A kernel is a C++ function. It is executed for all cells in the first grid specified in the argument list, in this case the flag grid. The cell coordinates are stored in i,j,k as integers. For the single-core case, this is identical to three stacked for-loops around the function body. For multicore operation, the calls are divided between cores using Thread Building Blocks (libtbb) or OpenMP, depending on your compilation switches. The KERNEL() keyword takes the following arguments

ijk i,j,k addressing mode. This is the default.
idx Use one variable idx instead of i,j,k to linearly adress the cells (this is slighly more efficient)
bnd=n Exclude the boundary (outer n cells) from the looped range.
For example, bnd=2 would imply a range of (2,2,2) to (61,61,61) for a 64^3 grid.
points Run the kernel on a particle system instead of a grid (with index idx)
single Never generate multi-threaded code for this kernel
reduce=OP The kernel performs a map/reduce operation. This is necessary if you want to reduce values from the kernel, e.g. a sum of all values in the grid. This requires a slightly different syntax for the kernel: A simple example of such a reduce kernel can be found in commonkernels.h.

You may have noticed the lack of overflow guards at the vel(i-1,j,k) statement in the code box above. The reason for this is the bnd=1 option in the kernel options, which guarantees the expression will never go out of bounds. While this also means that the outermost cell layer is never processed, avoiding the boundary guard if-statements reduces code length (and therefore sources of error) and also improves efficiency. As kernels with accessing -1/+1 neighborhood information are common, it is good practise to always fill the outermost cell layer with obstacle cells and use <bnd> kernels instead of boundary-guards.

An important thing to keep in mind when working with kernels is that, as a rule of thumb, they should never modify data outside of the cell they're called for. I.e., the example above should only write to vel(i,j,k), but never to vel(i+1,j,k). The reason is that the kernel function can be invoked multiple in parallel times, and out of order, depending on your compiler settings. Thus, similar to a GPU shader, they should only perform gather operations, but no data scatter. Otherwise, undeterministic results or crashes will be the consequence. To summarize, all kernels should only write to (i,j,k) and no other cells.

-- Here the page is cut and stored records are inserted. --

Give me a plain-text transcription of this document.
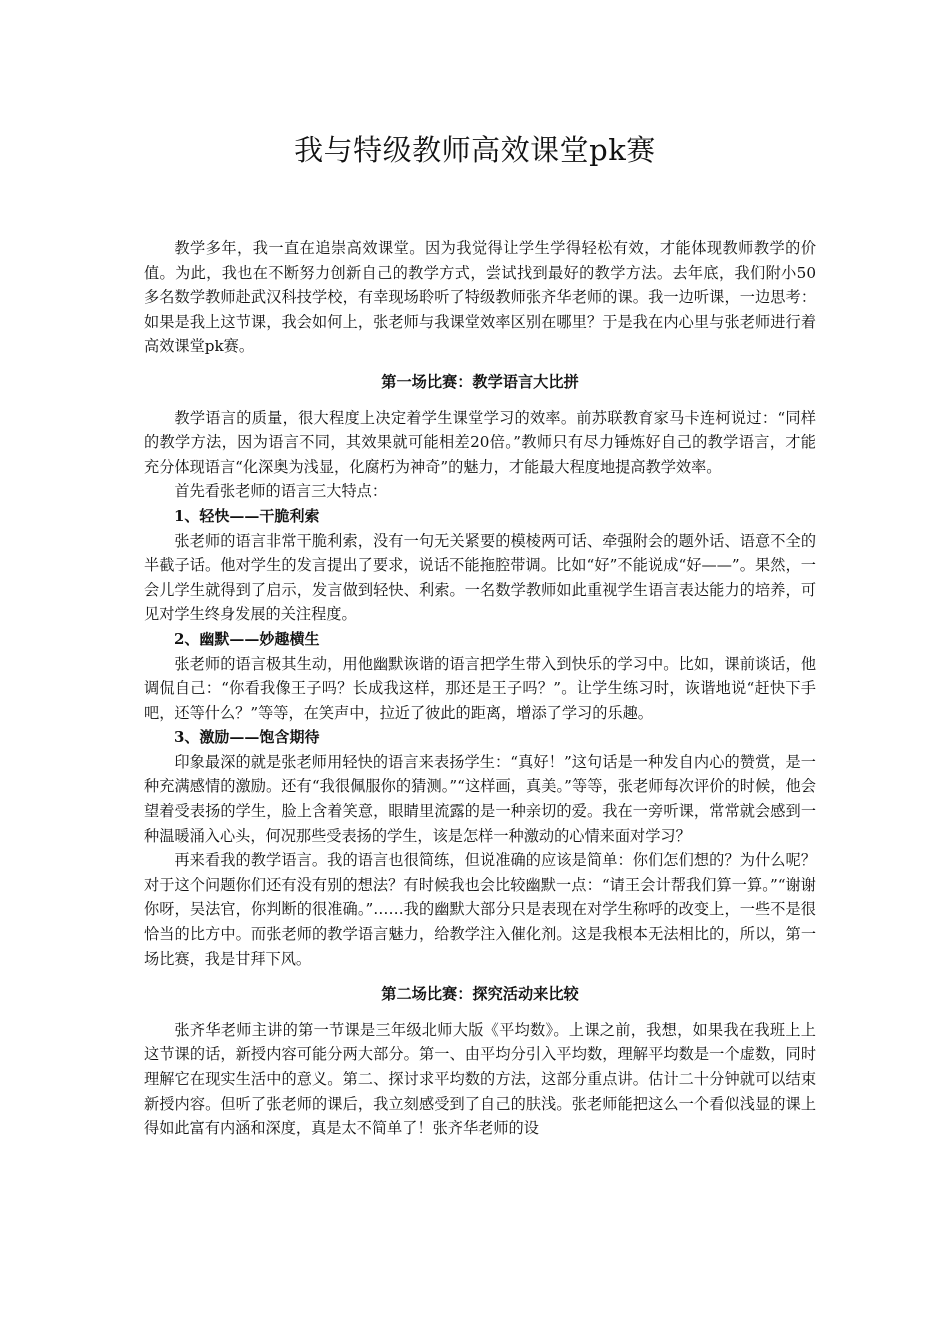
我与特级教师高效课堂pk赛

教学多年，我一直在追崇高效课堂。因为我觉得让学生学得轻松有效，才能体现教师教学的价值。为此，我也在不断努力创新自己的教学方式，尝试找到最好的教学方法。去年底，我们附小50多名数学教师赴武汉科技学校，有幸现场聆听了特级教师张齐华老师的课。我一边听课，一边思考：如果是我上这节课，我会如何上，张老师与我课堂效率区别在哪里？于是我在内心里与张老师进行着高效课堂pk赛。

第一场比赛：教学语言大比拼

教学语言的质量，很大程度上决定着学生课堂学习的效率。前苏联教育家马卡连柯说过：“同样的教学方法，因为语言不同，其效果就可能相差20倍。”教师只有尽力锤炼好自己的教学语言，才能充分体现语言“化深奥为浅显，化腐朽为神奇”的魅力，才能最大程度地提高教学效率。

首先看张老师的语言三大特点：

1、轻快——干脆利索

张老师的语言非常干脆利索，没有一句无关紧要的模棱两可话、牵强附会的题外话、语意不全的半截子话。他对学生的发言提出了要求，说话不能拖腔带调。比如“好”不能说成“好——”。果然，一会儿学生就得到了启示，发言做到轻快、利索。一名数学教师如此重视学生语言表达能力的培养，可见对学生终身发展的关注程度。

2、幽默——妙趣横生

张老师的语言极其生动，用他幽默诙谐的语言把学生带入到快乐的学习中。比如，课前谈话，他调侃自己：“你看我像王子吗？长成我这样，那还是王子吗？”。让学生练习时，诙谐地说“赶快下手吧，还等什么？”等等，在笑声中，拉近了彼此的距离，增添了学习的乐趣。

3、激励——饱含期待

印象最深的就是张老师用轻快的语言来表扬学生：“真好！”这句话是一种发自内心的赞赏，是一种充满感情的激励。还有“我很佩服你的猜测。”“这样画，真美。”等等，张老师每次评价的时候，他会望着受表扬的学生，脸上含着笑意，眼睛里流露的是一种亲切的爱。我在一旁听课，常常就会感到一种温暖涌入心头，何况那些受表扬的学生，该是怎样一种激动的心情来面对学习？

再来看我的教学语言。我的语言也很简练，但说准确的应该是简单：你们怎们想的？为什么呢？对于这个问题你们还有没有别的想法？有时候我也会比较幽默一点：“请王会计帮我们算一算。”“谢谢你呀，吴法官，你判断的很准确。”……我的幽默大部分只是表现在对学生称呼的改变上，一些不是很恰当的比方中。而张老师的教学语言魅力，给教学注入催化剂。这是我根本无法相比的，所以，第一场比赛，我是甘拜下风。

第二场比赛：探究活动来比较

张齐华老师主讲的第一节课是三年级北师大版《平均数》。上课之前，我想，如果我在我班上上这节课的话，新授内容可能分两大部分。第一、由平均分引入平均数，理解平均数是一个虚数，同时理解它在现实生活中的意义。第二、探讨求平均数的方法，这部分重点讲。估计二十分钟就可以结束新授内容。但听了张老师的课后，我立刻感受到了自己的肤浅。张老师能把这么一个看似浅显的课上得如此富有内涵和深度，真是太不简单了！张齐华老师的设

In addition, we'd also recommend not to read and write to the same grid (when reading from cells other than ijk). Again, due to parallelization, the order of the kernel executions is not guaranteed, so reading from a grid while modifying it will give randomized results (some cells hainvg old, some having new data values). As a rule of thumb, read from grid A, write to grid B.

Grid & Pdata Operations

Another useful thing to know are standard operations with grids. You can actually typically do a good amount of work with grids directly, without having to write C++ code. E.g., there are existing plugins with corresponding kernel functions for adding or multiplying values in grids. Below you can find the standard operations, where T stands for the data type of the grid:

Grid copyFrom(Grid a)
void add(T a)
void sub(T a)
void addScaled(Grid b, T factor)
void mult(T b)

The copyFrom operation is potentially the most important one. Note that assignments in Python with "=" won't copy any content, neither create new grids. Thus, copyFrom is crucial for transferring data between existing grids.

In addition, the following helpers can come in handy to set grids to constant values, or gather statistics about their content:

setConst(T s)
addConst(T s)
multConst(T s)
clamp(Real min, Real max)
Real getMaxAbsValue()
Real getMaxValue()
Real getMinValue()

Note that the same functions exist for Pdata field of particle systems. Lastly, you can use the functions printGrid and printPdata to print the content of grids and Pdata fields (or parts of it).